Это происходило еще до известной нам измены. После нее все осложняется и усугубляется.
Критики единодушны: несмотря на столь юный возраст, Поль-Эмиль Луэ достиг вершин фортепианного искусства. Его техника кажется безупречной. Он постоянно испытывает себя на виртуозность и выходит из этих испытанной победителем. Его сравнивают с Горовицем, в частности, когда он требует инструмент, клавиши которого отзывались бы на опустившееся перышко. Он берет безумные темпы, как фигурист, чередует каскады из тройных тулупов. Будут еще долго вспоминать его выступление с Московский филармоническим оркестром, где он даже не блестящим, а ослепительным образом справился с легендарными трудностями Третьего концерта Рахманинова: дерзновенность повелителя.
Но это еще не все. Обрушившееся несчастье — черт бы побрал зловредною писателишку, нашелся бы на Бюка какой-нибудь Страшный Бука — закалило Поля-Эмиля и открыло ему врата, ключ от которых дается лишь великим. Он триумфально исполняет Бетховена. «Редко „Соната для Хаммерклавира" исполнялась с такой глубиной: Поль-Эмиль предлагает потрясающее видение грандиозной архитектоники, которую подчиняет себе с первых же тактов, словно необычайный музыкальный интеллект позволяет ему охватывать ее целиком, хранить в уме во время всего исполнения. Самый придирчивый критик, всегда готовый выискивать изъяны, сразу же отказывается, зная наверняка, что его усилия будут тщетны». — Еще одно испытание, которое он преодолевает с такой же легкостью, но уже другими средствами — обманчивая простота Моцарта, Под его пальцами раскрываются Гайдн, Шуман. «Не одно десятилетие я слушал ,,Kinderszenen“ в исполнении многих талантливых и гениальных музыкантов, — написал один критик, — и не думая, что смогу открыть что-то новое. Сегодня я спросил себя, слышал ли их когда-нибудь вообще».

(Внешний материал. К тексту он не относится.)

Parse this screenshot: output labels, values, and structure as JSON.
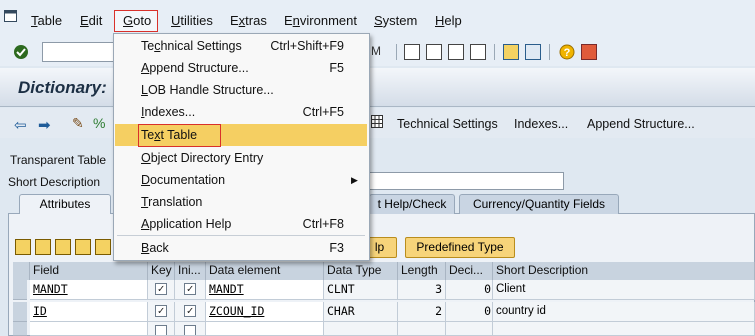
{
  "menubar": {
    "items": [
      "Table",
      "Edit",
      "Goto",
      "Utilities",
      "Extras",
      "Environment",
      "System",
      "Help"
    ],
    "mnemonic": [
      "T",
      "E",
      "G",
      "U",
      "x",
      "n",
      "S",
      "H"
    ],
    "rest": [
      "able",
      "dit",
      "oto",
      "tilities",
      "tras",
      "vironment",
      "ystem",
      "elp"
    ],
    "pre": [
      "",
      "",
      "",
      "",
      "E",
      "E",
      "",
      ""
    ]
  },
  "title": "Dictionary:",
  "app_toolbar": {
    "technical_settings": "Technical Settings",
    "indexes": "Indexes...",
    "append_structure": "Append Structure..."
  },
  "fields": {
    "transparent_table_label": "Transparent Table",
    "short_description_label": "Short Description",
    "short_description_value": ""
  },
  "tabs": [
    "Attributes",
    "t Help/Check",
    "Currency/Quantity Fields"
  ],
  "buttons": {
    "search_help": "lp",
    "predefined_type": "Predefined Type"
  },
  "table": {
    "headers": [
      "Field",
      "Key",
      "Ini...",
      "Data element",
      "Data Type",
      "Length",
      "Deci...",
      "Short Description"
    ],
    "rows": [
      {
        "field": "MANDT",
        "key": true,
        "ini": true,
        "element": "MANDT",
        "type": "CLNT",
        "length": "3",
        "deci": "0",
        "desc": "Client"
      },
      {
        "field": "ID",
        "key": true,
        "ini": true,
        "element": "ZCOUN_ID",
        "type": "CHAR",
        "length": "2",
        "deci": "0",
        "desc": "country id"
      },
      {
        "field": "",
        "key": false,
        "ini": false,
        "element": "",
        "type": "",
        "length": "",
        "deci": "",
        "desc": ""
      }
    ]
  },
  "goto_menu": {
    "items": [
      {
        "label_pre": "Te",
        "mn": "c",
        "label_post": "hnical Settings",
        "shortcut": "Ctrl+Shift+F9"
      },
      {
        "label_pre": "",
        "mn": "A",
        "label_post": "ppend Structure...",
        "shortcut": "F5"
      },
      {
        "label_pre": "",
        "mn": "L",
        "label_post": "OB Handle Structure...",
        "shortcut": ""
      },
      {
        "label_pre": "",
        "mn": "I",
        "label_post": "ndexes...",
        "shortcut": "Ctrl+F5"
      },
      {
        "label_pre": "Te",
        "mn": "x",
        "label_post": "t Table",
        "shortcut": ""
      },
      {
        "label_pre": "",
        "mn": "O",
        "label_post": "bject Directory Entry",
        "shortcut": ""
      },
      {
        "label_pre": "",
        "mn": "D",
        "label_post": "ocumentation",
        "shortcut": ""
      },
      {
        "label_pre": "",
        "mn": "T",
        "label_post": "ranslation",
        "shortcut": ""
      },
      {
        "label_pre": "",
        "mn": "A",
        "label_post": "pplication Help",
        "shortcut": "Ctrl+F8"
      },
      {
        "label_pre": "",
        "mn": "B",
        "label_post": "ack",
        "shortcut": "F3"
      }
    ],
    "submenu_arrow": "▶"
  },
  "colors": {
    "highlight": "#f5cf62",
    "red_box": "#d9312b",
    "button_yellow": "#f7d47a"
  }
}
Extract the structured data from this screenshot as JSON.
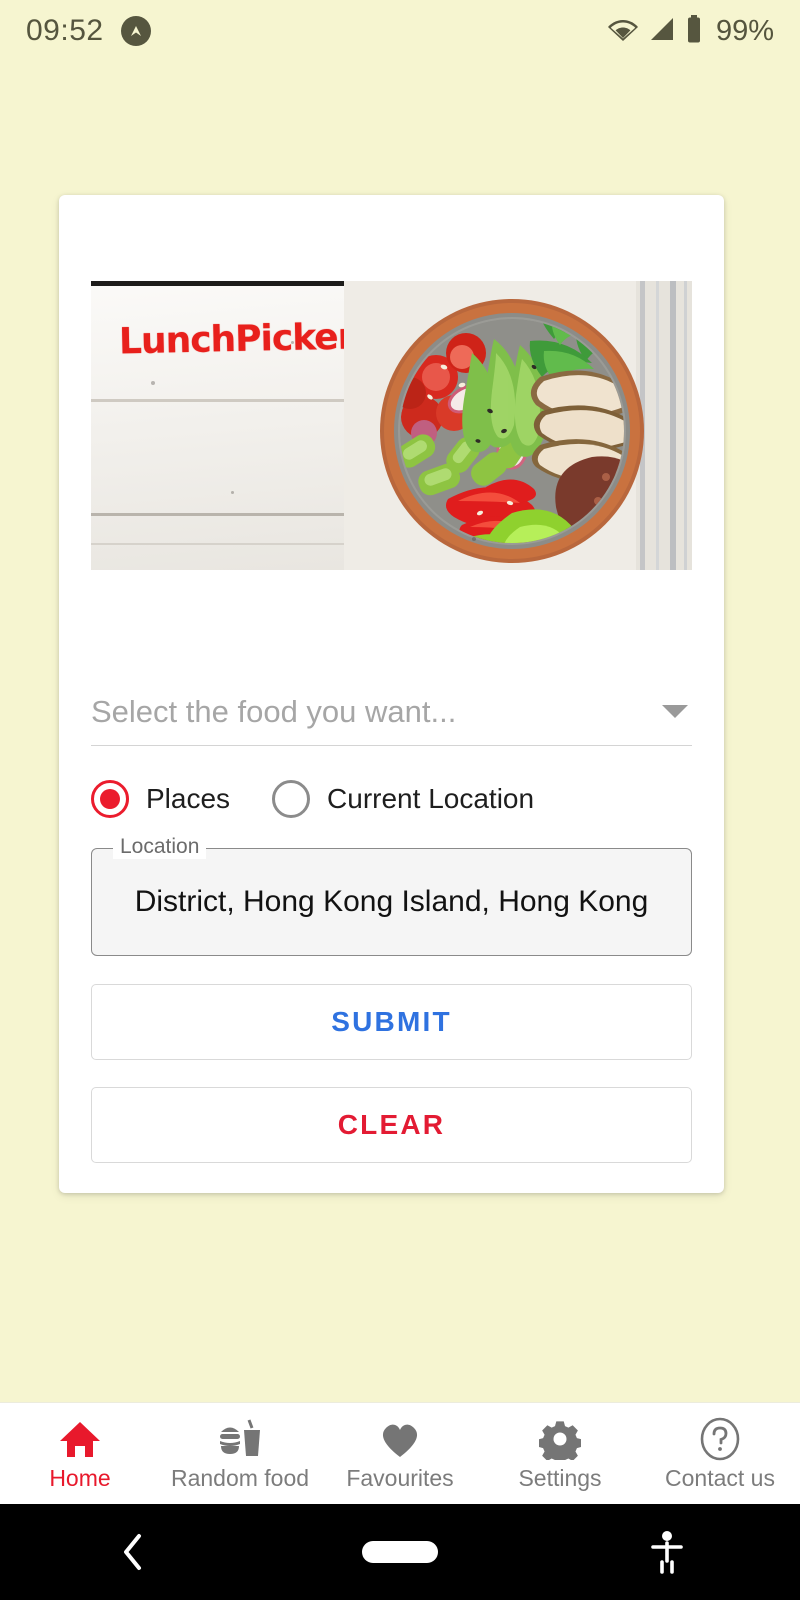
{
  "status_bar": {
    "time": "09:52",
    "app_badge_icon": "caret-up-circle-icon",
    "wifi_icon": "wifi-icon",
    "signal_icon": "cell-signal-icon",
    "battery_icon": "battery-full-icon",
    "battery_percent": "99%",
    "foreground_color": "#56563f"
  },
  "theme": {
    "page_background": "#f6f5d0",
    "card_background": "#ffffff",
    "accent_red": "#eb1c2d",
    "accent_blue": "#2f72e0",
    "muted_text": "#7c7c7c"
  },
  "card": {
    "hero": {
      "logo_text": "LunchPicker",
      "logo_color": "#e8201c",
      "photo_alt": "salad-bowl-photo"
    },
    "food_select": {
      "placeholder": "Select the food you want...",
      "value": "",
      "caret_icon": "chevron-down-icon"
    },
    "location_mode": {
      "selected": "Places",
      "options": [
        {
          "label": "Places",
          "selected": true
        },
        {
          "label": "Current Location",
          "selected": false
        }
      ]
    },
    "location_field": {
      "legend": "Location",
      "value": "District, Hong Kong Island, Hong Kong"
    },
    "buttons": {
      "submit_label": "SUBMIT",
      "clear_label": "CLEAR"
    }
  },
  "bottom_nav": {
    "items": [
      {
        "label": "Home",
        "icon": "home-icon",
        "active": true
      },
      {
        "label": "Random food",
        "icon": "fast-food-icon",
        "active": false
      },
      {
        "label": "Favourites",
        "icon": "heart-icon",
        "active": false
      },
      {
        "label": "Settings",
        "icon": "gear-icon",
        "active": false
      },
      {
        "label": "Contact us",
        "icon": "help-circle-icon",
        "active": false
      }
    ]
  },
  "system_nav": {
    "back_icon": "back-chevron-icon",
    "home_icon": "home-pill-icon",
    "accessibility_icon": "accessibility-icon"
  }
}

Но часто Поль-Эмиль заходит слишком далеко. Измена сняла все барьеры: терять ему нечего, он похож на отчаявшегося человека, который идет по краю пропасти и думает, что если упадет, то покончит со своим отчаянием, а если не упадет, то увидит то, что другие никогда еще не видели. Когда он не проваливается, то открывает в исполнительстве новые пути. Когда проваливается, то ему кажется, что его провал — своеобразная месть, иначе он не может объяснить ощущаемое им парадоксальное облегчение.
Он берет головокружительные темпы: по эту, удачную, сторону грани — гениально; чуть быстрое — сложные пассажи слипаются, звуковой объем теряется, — плохо. Между ярчайшим выявлением того, в чем композитор не осмеливался признаться самому себе, и полный искажением замысла удерживается граница, тонкая нить, на которой Поль-Эмиль все время рискованно балансирует. Он все чаще непредсказуем, его выступления все чаще неровны. По-прежнему говорят о гении, но гении взбалмошной, лунатическом. Поговаривают, что он выпивает, хотя это неправда. Подумывают, хотя и не пишут, что его подстерегает безумие. Он начинает пугать.